Qu'est-ce que le DTMF masking et pourquoi est-ce essentiel pour un callbot IA ?

Le DTMF masking substitue les sons DTMF générés par les touches du téléphone par un son neutre uniforme avant qu'ils atteignent le flux audio traité par le LLM et les systèmes d'enregistrement. Résultat : les chiffres de la carte ne transitent jamais en clair dans le flux vocal. La saisie est capturée directement par la couche téléphonie et redirigée vers le PSP certifié PCI DSS - sans que le LLM, les logs ou l'enregistrement ne voient jamais les données sensibles.

Peut-on enregistrer un appel pendant la saisie d'un paiement ?

Non. La norme PCI DSS interdit d'enregistrer les données d'authentification sensibles après autorisation. L'enregistrement doit être mis en pause automatiquement dès que le client entre ses données de carte, et reprendre uniquement après la confirmation de paiement. Cette pause doit être déclenchée par l'agent vocal IA de façon automatique et journalisée pour les audits.

Qu'est-ce que le déscoping PCI DSS pour un callcenter IA ?

Le déscoping consiste à architecturer le système de façon à ce que les données de carte ne transitent jamais par les composants non certifiés (LLM, enregistreur, CRM). Avec DTMF masking + tokenisation + pause d'enregistrement automatique, l'agent vocal IA et son infrastructure sortent du périmètre PCI DSS. Seule la couche de collecte DTMF et le PSP restent en scope - réduisant la surface d'audit et les obligations de conformité de plus de 80 %.

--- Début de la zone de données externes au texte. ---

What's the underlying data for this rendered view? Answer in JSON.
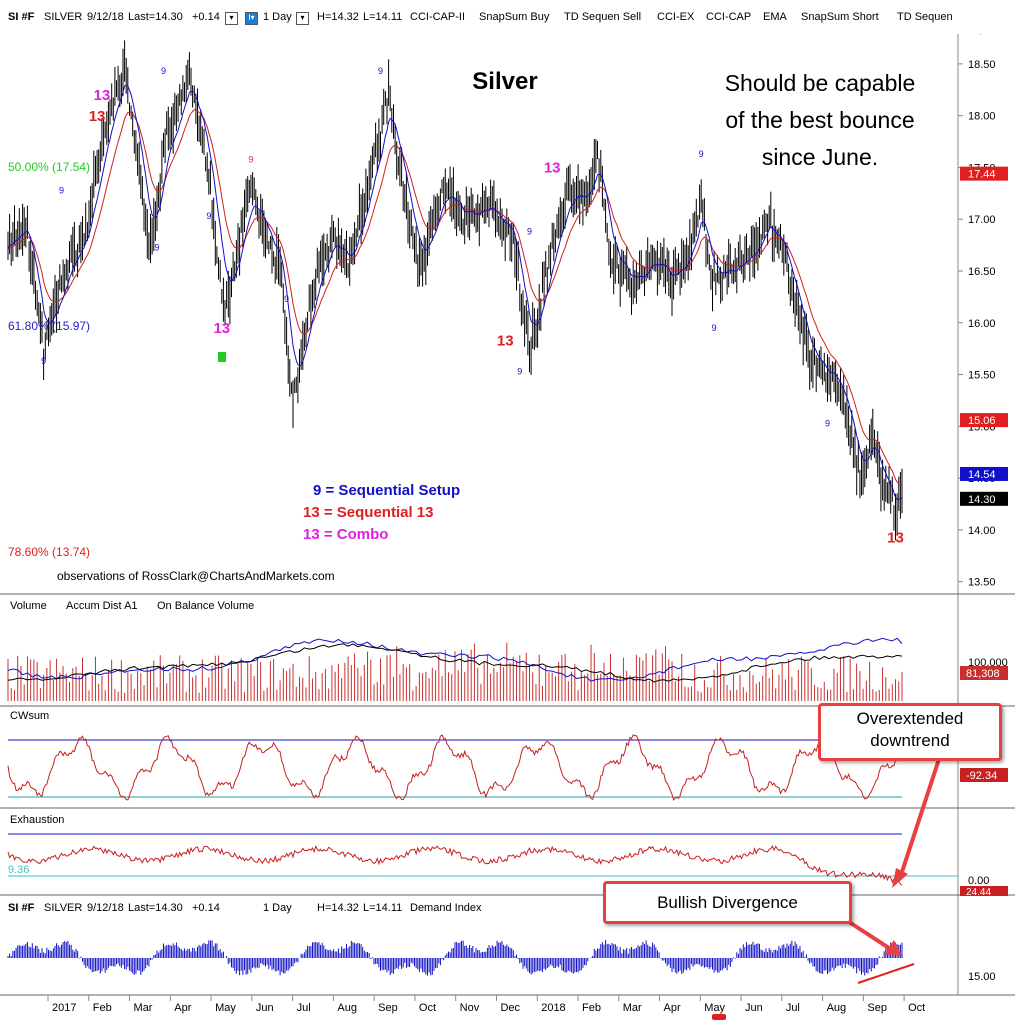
{
  "header": {
    "symbol": "SI #F",
    "name": "SILVER",
    "date": "9/12/18",
    "last": "Last=14.30",
    "change": "+0.14",
    "interval": "1 Day",
    "high": "H=14.32",
    "low": "L=14.11",
    "studies": [
      "CCI-CAP-II",
      "SnapSum Buy",
      "TD Sequen Sell",
      "CCI-EX",
      "CCI-CAP",
      "EMA",
      "SnapSum Short",
      "TD Sequen"
    ]
  },
  "annotations": {
    "title": "Silver",
    "commentary": [
      "Should be capable",
      "of the best bounce",
      "since June."
    ],
    "legend": [
      {
        "text": "9 = Sequential Setup",
        "color": "#1010c8"
      },
      {
        "text": "13 = Sequential 13",
        "color": "#e02020"
      },
      {
        "text": "13 = Combo",
        "color": "#e020e0"
      }
    ],
    "credit": "observations of RossClark@ChartsAndMarkets.com",
    "fib_levels": [
      {
        "label": "50.00% (17.54)",
        "color": "#22cc22"
      },
      {
        "label": "61.80% (15.97)",
        "color": "#2222cc"
      },
      {
        "label": "78.60% (13.74)",
        "color": "#e02020"
      }
    ],
    "callout_downtrend": [
      "Overextended",
      "downtrend"
    ],
    "callout_divergence": "Bullish Divergence"
  },
  "panels": {
    "volume": {
      "labels": [
        "Volume",
        "Accum Dist A1",
        "On Balance Volume"
      ],
      "readouts": [
        "100,000",
        "81,308"
      ]
    },
    "cwsum": {
      "label": "CWsum",
      "readout": "-92.34"
    },
    "exhaustion": {
      "label": "Exhaustion",
      "left_value": "9.36",
      "readouts": [
        "0.00",
        "24.44"
      ]
    },
    "demand": {
      "labels": [
        "SI #F",
        "SILVER",
        "9/12/18",
        "Last=14.30",
        "+0.14",
        "1 Day",
        "H=14.32",
        "L=14.11",
        "Demand Index"
      ],
      "readout": "15.00"
    }
  },
  "chart_data": {
    "type": "candlestick",
    "title": "Silver",
    "y_axis_ticks": [
      "18.50",
      "18.00",
      "17.50",
      "17.00",
      "16.50",
      "16.00",
      "15.50",
      "15.00",
      "14.50",
      "14.00",
      "13.50"
    ],
    "ylim": [
      13.4,
      18.75
    ],
    "price_tags": [
      {
        "value": 17.44,
        "label": "17.44",
        "bg": "#e02020",
        "fg": "#fff"
      },
      {
        "value": 15.06,
        "label": "15.06",
        "bg": "#e02020",
        "fg": "#fff"
      },
      {
        "value": 14.54,
        "label": "14.54",
        "bg": "#1010c8",
        "fg": "#fff"
      },
      {
        "value": 14.3,
        "label": "14.30",
        "bg": "#000",
        "fg": "#fff"
      }
    ],
    "x_labels": [
      "2017",
      "Feb",
      "Mar",
      "Apr",
      "May",
      "Jun",
      "Jul",
      "Aug",
      "Sep",
      "Oct",
      "Nov",
      "Dec",
      "2018",
      "Feb",
      "Mar",
      "Apr",
      "May",
      "Jun",
      "Jul",
      "Aug",
      "Sep",
      "Oct"
    ],
    "price_path": [
      {
        "i": 0,
        "v": 16.8
      },
      {
        "i": 12,
        "v": 16.9
      },
      {
        "i": 22,
        "v": 15.7
      },
      {
        "i": 35,
        "v": 16.5
      },
      {
        "i": 48,
        "v": 16.9
      },
      {
        "i": 60,
        "v": 17.9
      },
      {
        "i": 72,
        "v": 18.45
      },
      {
        "i": 88,
        "v": 16.7
      },
      {
        "i": 98,
        "v": 17.8
      },
      {
        "i": 112,
        "v": 18.4
      },
      {
        "i": 122,
        "v": 17.6
      },
      {
        "i": 134,
        "v": 16.1
      },
      {
        "i": 150,
        "v": 17.3
      },
      {
        "i": 160,
        "v": 16.8
      },
      {
        "i": 168,
        "v": 16.5
      },
      {
        "i": 176,
        "v": 15.2
      },
      {
        "i": 190,
        "v": 16.5
      },
      {
        "i": 200,
        "v": 16.8
      },
      {
        "i": 210,
        "v": 16.6
      },
      {
        "i": 222,
        "v": 17.3
      },
      {
        "i": 235,
        "v": 18.2
      },
      {
        "i": 246,
        "v": 17.1
      },
      {
        "i": 256,
        "v": 16.5
      },
      {
        "i": 268,
        "v": 17.3
      },
      {
        "i": 282,
        "v": 17.0
      },
      {
        "i": 298,
        "v": 17.1
      },
      {
        "i": 312,
        "v": 16.8
      },
      {
        "i": 322,
        "v": 15.7
      },
      {
        "i": 334,
        "v": 16.6
      },
      {
        "i": 346,
        "v": 17.3
      },
      {
        "i": 358,
        "v": 17.2
      },
      {
        "i": 364,
        "v": 17.6
      },
      {
        "i": 372,
        "v": 16.6
      },
      {
        "i": 384,
        "v": 16.4
      },
      {
        "i": 398,
        "v": 16.6
      },
      {
        "i": 410,
        "v": 16.4
      },
      {
        "i": 420,
        "v": 16.7
      },
      {
        "i": 428,
        "v": 17.2
      },
      {
        "i": 434,
        "v": 16.4
      },
      {
        "i": 446,
        "v": 16.5
      },
      {
        "i": 458,
        "v": 16.6
      },
      {
        "i": 470,
        "v": 17.0
      },
      {
        "i": 476,
        "v": 16.8
      },
      {
        "i": 486,
        "v": 16.2
      },
      {
        "i": 496,
        "v": 15.6
      },
      {
        "i": 508,
        "v": 15.5
      },
      {
        "i": 516,
        "v": 15.3
      },
      {
        "i": 526,
        "v": 14.5
      },
      {
        "i": 534,
        "v": 14.9
      },
      {
        "i": 540,
        "v": 14.4
      },
      {
        "i": 548,
        "v": 14.2
      },
      {
        "i": 552,
        "v": 14.3
      }
    ],
    "bars": 553,
    "setup_9_labels": [
      {
        "i": 22,
        "price": 15.6,
        "color": "#1010c8"
      },
      {
        "i": 33,
        "price": 17.25,
        "color": "#1010c8"
      },
      {
        "i": 92,
        "price": 16.7,
        "color": "#1010c8"
      },
      {
        "i": 96,
        "price": 18.4,
        "color": "#1010c8"
      },
      {
        "i": 124,
        "price": 17.0,
        "color": "#1010c8"
      },
      {
        "i": 150,
        "price": 17.55,
        "color": "#e02020"
      },
      {
        "i": 172,
        "price": 16.2,
        "color": "#1010c8"
      },
      {
        "i": 230,
        "price": 18.4,
        "color": "#1010c8"
      },
      {
        "i": 316,
        "price": 15.5,
        "color": "#1010c8"
      },
      {
        "i": 322,
        "price": 16.85,
        "color": "#1010c8"
      },
      {
        "i": 428,
        "price": 17.6,
        "color": "#1010c8"
      },
      {
        "i": 436,
        "price": 15.92,
        "color": "#1010c8"
      },
      {
        "i": 506,
        "price": 15.0,
        "color": "#1010c8"
      }
    ],
    "seq_13_labels": [
      {
        "i": 58,
        "price": 18.15,
        "color": "#e020e0"
      },
      {
        "i": 55,
        "price": 17.95,
        "color": "#e02020"
      },
      {
        "i": 132,
        "price": 15.9,
        "color": "#e020e0"
      },
      {
        "i": 307,
        "price": 15.78,
        "color": "#e02020"
      },
      {
        "i": 336,
        "price": 17.45,
        "color": "#e020e0"
      },
      {
        "i": 548,
        "price": 13.88,
        "color": "#e02020"
      }
    ],
    "volume_ticks": [
      "100,000"
    ],
    "demand_index_ticks": [
      "15.00"
    ]
  }
}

Qu'est-ce que la tokenisation et comment protège-t-elle les données de carte dans un agent vocal IA ?

La tokenisation remplace le numéro de carte (PAN) par un identifiant aléatoire non réversible (le token) dès la saisie. Ce token est utilisé pour toutes les opérations ultérieures sans que le PAN réel ne soit jamais stocké dans les systèmes de l'entreprise. Seul le PSP certifié détient la correspondance token/PAN. Même en cas de fuite de données du CRM ou des logs de l'agent, les données bancaires sont inexploitables.

Quelles sont les sanctions en cas de non-conformité PCI DSS pour un agent vocal IA ?

Les sanctions sont contractuelles : les réseaux de cartes peuvent infliger des amendes de 5 000 à 100 000 € par mois à la banque acquéreuse, répercutées sur le commerçant. En cas de violation avérée, des pénalités de 50 à 90 $ par carte compromise s'ajoutent. À cela s'ajoutent les risques RGPD (les données bancaires sont des données personnelles) avec des amendes CNIL pouvant atteindre 4 % du CA mondial, et la perte de l'autorisation d'accepter les cartes bancaires.

Le LLM d'un agent vocal peut-il voir les données de carte bancaire pendant un paiement ?

Non, avec une architecture conforme. La séquence correcte est : l'agent annonce la phase sécurisée, la couche téléphonie capture les DTMF directement, le flux audio envoyé au LLM contient des bips neutres, le PSP valide et retourne un statut, puis le LLM reprend la conversation avec uniquement le résultat. Le LLM, les logs d'inférence et l'historique de conversation ne contiennent à aucun moment de données PAN.

Quelle différence entre PCI DSS SAQ A et SAQ D pour un callcenter avec agent vocal IA ?

SAQ A (22 exigences) s'applique quand les paiements sont entièrement externalisés à un PSP certifié et que les systèmes internes ne traitent jamais de données cartes - c'est le cas avec une architecture DTMF masking + déscoping complet. SAQ D (plus de 300 exigences) couvre les systèmes qui stockent ou traitent des données PAN en interne. Viser SAQ A est l'objectif optimal pour un agent vocal IA : moins coûteux à auditer, plus simple à maintenir.